In the margins of the book on Buddhism there are exclamation points, question marks, small but emphatic Nos.

In the used bookstore are volumes with inscriptions like this: “Jane—I know you’re not the kind of person who reads fiction, but I thought you’d get a kick out of this. Love, Peter.”

In the final stages I delete every reference to you, and change the others, and call in sick for one full week.

In my room I listen to the radio. Someone’s being interviewed. I turn it on, and turn it off—the phone rings—before the end, and as a result I don’t know who is being featured. The subject seems slightly cranky at times, or stoned; sometimes he’s enthusiastic, laughing, and other times not. My sense is that he’s a record producer or archivist. I mean what do we mean by music? he’s saying. It’s a socially contextualizable product. Recorded music is limited to the length of the tape or record or disc. Performances are limited to the endurance of the musicians, the willingness of the audience, the length of availability of the venue. The money above all. He’s saying, But that’s so limiting. A piece of music, a performance, can be two minutes long, or it can take a year. A year? asks his interlocutor. Five years! The limits are artificial, they’re market determined. So you’re basically changing the definition of music? That’s a tall order. People think too small, says the producer. It strikes me, as I turn off the radio to talk on the phone, that there’s no way I can know whether I tuned in at the middle of the interview, or quit shortly before the end, even though the hour was about to turn. Who knows where the edges are? The interview could still be going on, right now, as I write, two years later.

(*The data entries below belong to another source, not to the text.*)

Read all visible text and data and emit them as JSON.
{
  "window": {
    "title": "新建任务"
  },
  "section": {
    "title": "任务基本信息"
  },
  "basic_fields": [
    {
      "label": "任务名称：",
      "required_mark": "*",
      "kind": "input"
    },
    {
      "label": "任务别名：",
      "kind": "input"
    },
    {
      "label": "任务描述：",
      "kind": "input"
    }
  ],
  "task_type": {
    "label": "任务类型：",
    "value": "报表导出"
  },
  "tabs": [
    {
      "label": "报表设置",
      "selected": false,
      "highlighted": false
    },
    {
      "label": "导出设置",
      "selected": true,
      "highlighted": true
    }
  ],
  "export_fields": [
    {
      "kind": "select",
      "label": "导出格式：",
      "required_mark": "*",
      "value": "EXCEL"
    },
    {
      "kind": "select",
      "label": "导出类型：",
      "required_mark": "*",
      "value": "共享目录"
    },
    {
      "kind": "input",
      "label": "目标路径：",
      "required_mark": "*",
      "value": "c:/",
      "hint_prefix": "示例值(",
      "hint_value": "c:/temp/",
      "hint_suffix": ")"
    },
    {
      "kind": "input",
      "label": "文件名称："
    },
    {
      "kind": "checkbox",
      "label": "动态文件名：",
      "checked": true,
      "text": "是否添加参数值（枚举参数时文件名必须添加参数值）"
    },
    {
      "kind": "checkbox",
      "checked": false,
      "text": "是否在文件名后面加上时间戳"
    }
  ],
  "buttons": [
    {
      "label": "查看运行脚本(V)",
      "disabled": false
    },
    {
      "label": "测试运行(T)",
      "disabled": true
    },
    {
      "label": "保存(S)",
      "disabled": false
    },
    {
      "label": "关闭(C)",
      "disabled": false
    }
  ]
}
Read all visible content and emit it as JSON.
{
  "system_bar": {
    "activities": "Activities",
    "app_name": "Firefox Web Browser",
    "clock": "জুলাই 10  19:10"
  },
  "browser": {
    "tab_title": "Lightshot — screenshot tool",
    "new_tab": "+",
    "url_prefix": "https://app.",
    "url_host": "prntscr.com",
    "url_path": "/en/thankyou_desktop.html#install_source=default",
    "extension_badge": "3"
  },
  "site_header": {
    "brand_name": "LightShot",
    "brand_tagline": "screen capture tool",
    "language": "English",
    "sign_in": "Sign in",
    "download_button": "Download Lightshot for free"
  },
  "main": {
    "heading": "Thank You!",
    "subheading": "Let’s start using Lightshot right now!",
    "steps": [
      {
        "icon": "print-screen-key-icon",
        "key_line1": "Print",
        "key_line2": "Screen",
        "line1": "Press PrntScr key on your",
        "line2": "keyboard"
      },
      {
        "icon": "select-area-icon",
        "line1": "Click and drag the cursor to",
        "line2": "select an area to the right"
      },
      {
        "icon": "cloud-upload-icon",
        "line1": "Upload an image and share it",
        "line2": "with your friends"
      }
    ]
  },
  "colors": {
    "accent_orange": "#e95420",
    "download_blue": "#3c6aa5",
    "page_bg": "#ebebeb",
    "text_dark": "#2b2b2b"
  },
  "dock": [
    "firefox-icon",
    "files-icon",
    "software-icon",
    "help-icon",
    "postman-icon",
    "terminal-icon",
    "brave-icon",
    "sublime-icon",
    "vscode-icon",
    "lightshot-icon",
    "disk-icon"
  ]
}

In the writing of a book a single word seems to draw in the world. This is what I’ve learned. Any human sound or concept is information and information is its own best magnet. You can funnel an encyclopedia through a window five, three, two letters wide. You can bury your book in a thicket of your own devising.

In my notes, this open letter: “Dear everybody: Shut up!”

In New York the pages accumulate. I need more boxes, cabinets, money.

In Neruda somewhere: “Give me silence, water, hope.” In Moby Dick, more to the point: “Oh Time, Strength, Cash, and Patience!”

In the stairwell of the M79 bus between Park and Madison avenues, a lady says she has forgotten her transfer. The driver scolds her. She says, “I know. But people are human and they forget.”